Rückblende: In promobil 9/2014 traten die fünf wichtigsten Transporter in der Liga der Dreieinhalbtonner zum umfassendsten Vergleichstest aller Zeiten an. Der kurz zuvor modernisierte Mercedes Sprinter gewann damals das Rennen und ließ dabei auch seinen von den jüngsten Verbesserungen abgehängten Halbbruder VW Crafter klar hinter sich. Seitdem hat VW viel gearbeitet, sich vom süddeutschen Partner emanzipiert, einen komplett eigenständigen Transporter entwickelt und in Polen dafür extra eine Produktion aufgebaut.
Schlägt der neue Crafter den Titelverteidiger?
Nun trifft der neue Crafter, der mit seinem Vorgänger wenig mehr als den Namen gemein hat, auf seinen Erzrivalen Mercedes Sprinter. Allerdings begegnen sich die beiden nicht ganz auf Augenhöhe, da zum Testzeitpunkt keine völlig vergleichbaren Testexemplare verfügbar waren. Während der Crafter als nackter Kastenwagen mit Trennwand, 140-PS-Motor und Schaltgetriebe aufläuft, schleppt der Sprinter als verglaster Kombi mit Dachklimaanlage, 190-PS-Top-Aggregat und Siebengang-Automatik naturgemäßig ein paar Extrapfunde mehr mit sich herum.
Doch die Grundanlagen beider Kontrahenten lassen sich dennoch vergleichen. Fahrerhaus, Sitzposition und Bedienung etwa unterscheiden sich teils deutlich voneinander. Wer andere VW-Modelle kennt, – besonders den T6 –, fühlt sich auch im neuen Crafter sofort wohl und heimisch. Alle Bedienelemente finden sich da, wo man sie vermutet, und lassen sich klar und exakt schalten. Was den Qualitätseindruck der Materialien und Oberflächen anbelangt, stößt der große VW tatsächlich die Tür zu einem neuen Niveau im Transportersegment auf. Nicht dass der Sprinter billig oder grobschlächtig wirken würde, aber seine großen, nackten Flächen erscheinen „plastikhafter“, im Vergleich zum feingenarbten Lederimitat des Crafter.

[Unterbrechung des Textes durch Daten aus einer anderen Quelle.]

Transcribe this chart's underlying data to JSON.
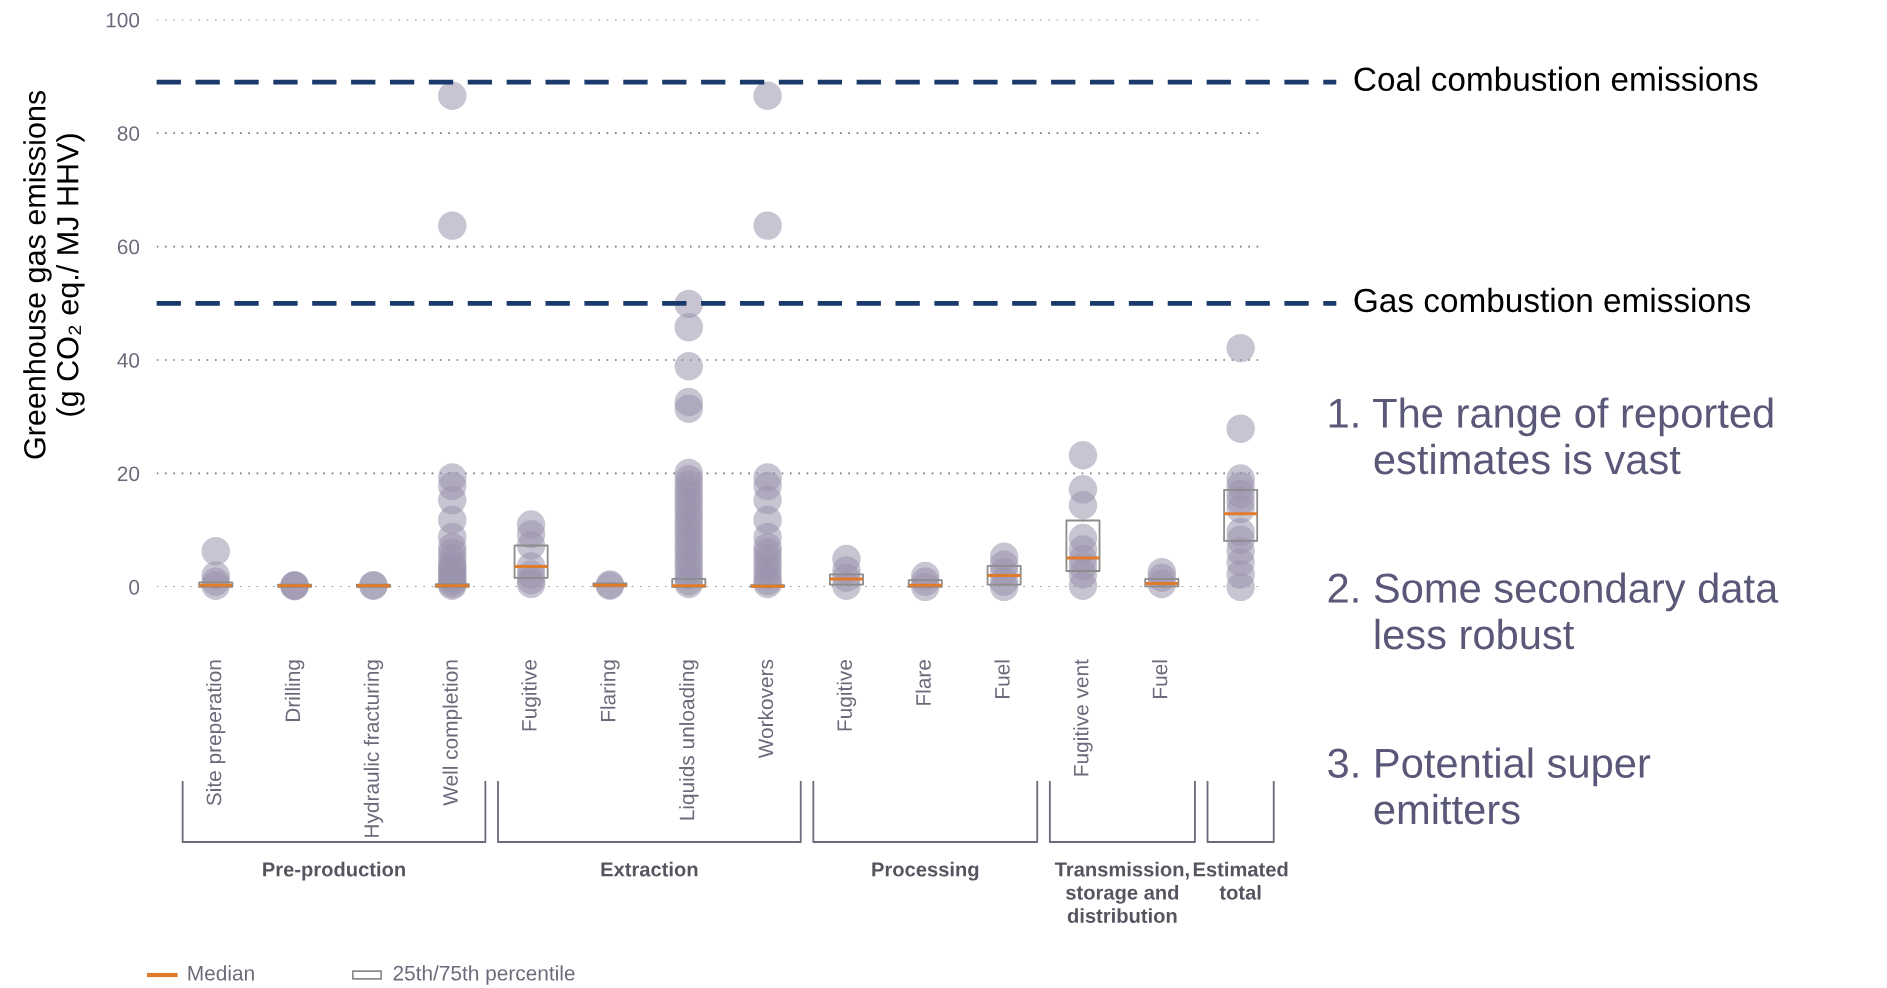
{
  "chart_data": {
    "type": "box",
    "ylabel": "Greenhouse gas emissions\n(g CO₂ eq./ MJ HHV)",
    "categories": [
      "Site preperation",
      "Drilling",
      "Hydraulic fracturing",
      "Well completion",
      "Fugitive",
      "Flaring",
      "Liquids unloading",
      "Workovers",
      "Fugitive",
      "Flare",
      "Fuel",
      "Fugitive vent",
      "Fuel",
      null
    ],
    "boxes": [
      {
        "low": 0,
        "q1": 0,
        "median": 0.3,
        "q3": 0.8,
        "high": 0.8,
        "outliers": [
          6.3,
          2.0,
          0.9,
          0.2
        ]
      },
      {
        "low": 0,
        "q1": 0,
        "median": 0.2,
        "q3": 0.4,
        "high": 0.4,
        "outliers": [
          0.3,
          0.2,
          0.1
        ]
      },
      {
        "low": 0,
        "q1": 0,
        "median": 0.2,
        "q3": 0.4,
        "high": 0.4,
        "outliers": [
          0.3,
          0.2
        ]
      },
      {
        "low": 0,
        "q1": 0,
        "median": 0.2,
        "q3": 0.5,
        "high": 0.5,
        "outliers": [
          86.6,
          63.7,
          19.3,
          17.8,
          15.3,
          11.8,
          8.8,
          7,
          6,
          5,
          4,
          3.5,
          3,
          2.5,
          2,
          1.5,
          1,
          0.5,
          0.2
        ]
      },
      {
        "low": 1.6,
        "q1": 1.6,
        "median": 3.6,
        "q3": 7.3,
        "high": 7.3,
        "outliers": [
          11.0,
          9.3,
          7.3,
          3.6,
          2.2,
          1.2,
          0.5
        ]
      },
      {
        "low": 0.1,
        "q1": 0.1,
        "median": 0.3,
        "q3": 0.6,
        "high": 0.6,
        "outliers": [
          0.4,
          0.2
        ]
      },
      {
        "low": 0,
        "q1": 0,
        "median": 0.2,
        "q3": 1.4,
        "high": 1.4,
        "outliers": [
          49.9,
          45.8,
          38.9,
          32.6,
          31.4,
          20.1,
          19,
          18,
          17,
          16,
          15,
          14,
          13,
          12,
          11,
          10,
          9,
          8,
          7,
          6,
          5,
          4,
          3,
          2,
          1,
          0.5
        ]
      },
      {
        "low": 0,
        "q1": 0,
        "median": 0.1,
        "q3": 0.3,
        "high": 0.3,
        "outliers": [
          86.6,
          63.7,
          19.3,
          17.8,
          15.3,
          11.8,
          8.8,
          7,
          6,
          5,
          4,
          3,
          2,
          1,
          0.5
        ]
      },
      {
        "low": 0.4,
        "q1": 0.4,
        "median": 1.4,
        "q3": 2.2,
        "high": 2.2,
        "outliers": [
          4.9,
          2.9,
          1.6,
          0.2
        ]
      },
      {
        "low": 0,
        "q1": 0,
        "median": 0.3,
        "q3": 1.2,
        "high": 1.2,
        "outliers": [
          1.9,
          0.9,
          0
        ]
      },
      {
        "low": 0.4,
        "q1": 0.4,
        "median": 2.0,
        "q3": 3.7,
        "high": 3.7,
        "outliers": [
          5.3,
          3.9,
          2.6,
          0.9,
          0
        ]
      },
      {
        "low": 2.8,
        "q1": 2.8,
        "median": 5.1,
        "q3": 11.7,
        "high": 11.7,
        "outliers": [
          23.2,
          17.2,
          14.4,
          8.6,
          6.6,
          4.9,
          3.6,
          2.2,
          0.2
        ]
      },
      {
        "low": 0.1,
        "q1": 0.1,
        "median": 0.6,
        "q3": 1.4,
        "high": 1.4,
        "outliers": [
          2.6,
          1.6,
          0.5
        ]
      },
      {
        "low": 8.1,
        "q1": 8.1,
        "median": 12.9,
        "q3": 17.1,
        "high": 17.1,
        "outliers": [
          42.1,
          27.9,
          19.1,
          17.8,
          16.4,
          15.1,
          13.7,
          9.7,
          8.3,
          6.3,
          4.3,
          2.2,
          0
        ]
      }
    ],
    "ylim": [
      0,
      100
    ],
    "yticks": [
      0,
      20,
      40,
      60,
      80,
      100
    ],
    "grid": "y",
    "ref_lines": [
      {
        "axis": "y",
        "value": 89,
        "label": "Coal combustion emissions",
        "color": "#1a3a6b",
        "line_style": "dashed"
      },
      {
        "axis": "y",
        "value": 50,
        "label": "Gas combustion emissions",
        "color": "#1a3a6b",
        "line_style": "dashed"
      }
    ],
    "annotations": [
      "Pre-production",
      "Extraction",
      "Processing",
      "Transmission,\nstorage and\ndistribution",
      "Estimated\ntotal",
      "Median",
      "25th/75th percentile",
      "1. The range of reported\n    estimates is vast",
      "2. Some secondary data\n    less robust",
      "3. Potential super\n    emitters"
    ]
  }
}
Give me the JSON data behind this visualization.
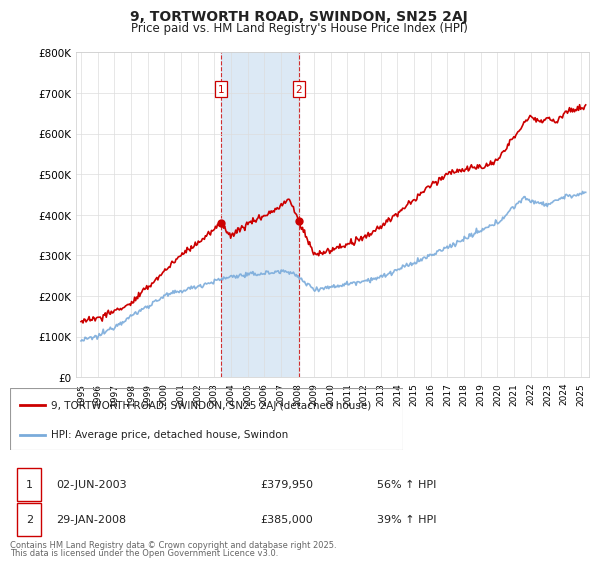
{
  "title": "9, TORTWORTH ROAD, SWINDON, SN25 2AJ",
  "subtitle": "Price paid vs. HM Land Registry's House Price Index (HPI)",
  "property_line_color": "#cc0000",
  "hpi_line_color": "#7aabdb",
  "background_color": "#ffffff",
  "plot_background_color": "#ffffff",
  "grid_color": "#dddddd",
  "highlight_color": "#dce9f5",
  "purchase1_date_num": 2003.42,
  "purchase2_date_num": 2008.08,
  "purchase1_price": 379950,
  "purchase2_price": 385000,
  "ylim": [
    0,
    800000
  ],
  "xlim": [
    1994.7,
    2025.5
  ],
  "legend_label_property": "9, TORTWORTH ROAD, SWINDON, SN25 2AJ (detached house)",
  "legend_label_hpi": "HPI: Average price, detached house, Swindon",
  "footer": "Contains HM Land Registry data © Crown copyright and database right 2025.\nThis data is licensed under the Open Government Licence v3.0.",
  "ytick_labels": [
    "£0",
    "£100K",
    "£200K",
    "£300K",
    "£400K",
    "£500K",
    "£600K",
    "£700K",
    "£800K"
  ],
  "ytick_values": [
    0,
    100000,
    200000,
    300000,
    400000,
    500000,
    600000,
    700000,
    800000
  ],
  "xtick_values": [
    1995,
    1996,
    1997,
    1998,
    1999,
    2000,
    2001,
    2002,
    2003,
    2004,
    2005,
    2006,
    2007,
    2008,
    2009,
    2010,
    2011,
    2012,
    2013,
    2014,
    2015,
    2016,
    2017,
    2018,
    2019,
    2020,
    2021,
    2022,
    2023,
    2024,
    2025
  ]
}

Für Smartphone & Co. hat der Sprinter seit der letzten Überarbeitung eine Ablage mit USB-Lade- und Klinkeneingangsbuchse fürs Radio oben auf dem Armaturenbrett – so kann er in diesem Punkt gut mit dem neuen VW mithalten. Ebenso auch bei der Anzahl der Becherhalter. Mehr 12-Volt-Anschlüsse und mehr Ablagefächer inklusive einem größeren und bedarfsweise kühlbaren Handschuhfach bringen aber den Crafter nach vorn.
Unterschiede zeigen sich auch bei der Sitzposition und im Raumgefühl. Schmal und hoch mit einer eher aufrechten Sitzhaltung präsentiert sich das Sprinter-Fahrerhaus. Ein wenig breiter, Pkw-artiger erscheint die Crafter-Führerkanzel – letzteres gilt auch für die Sitzhaltung. Die Pkw-Anklänge gehen sogar so weit, dass das Lenkrad unten modisch abgeflacht ist.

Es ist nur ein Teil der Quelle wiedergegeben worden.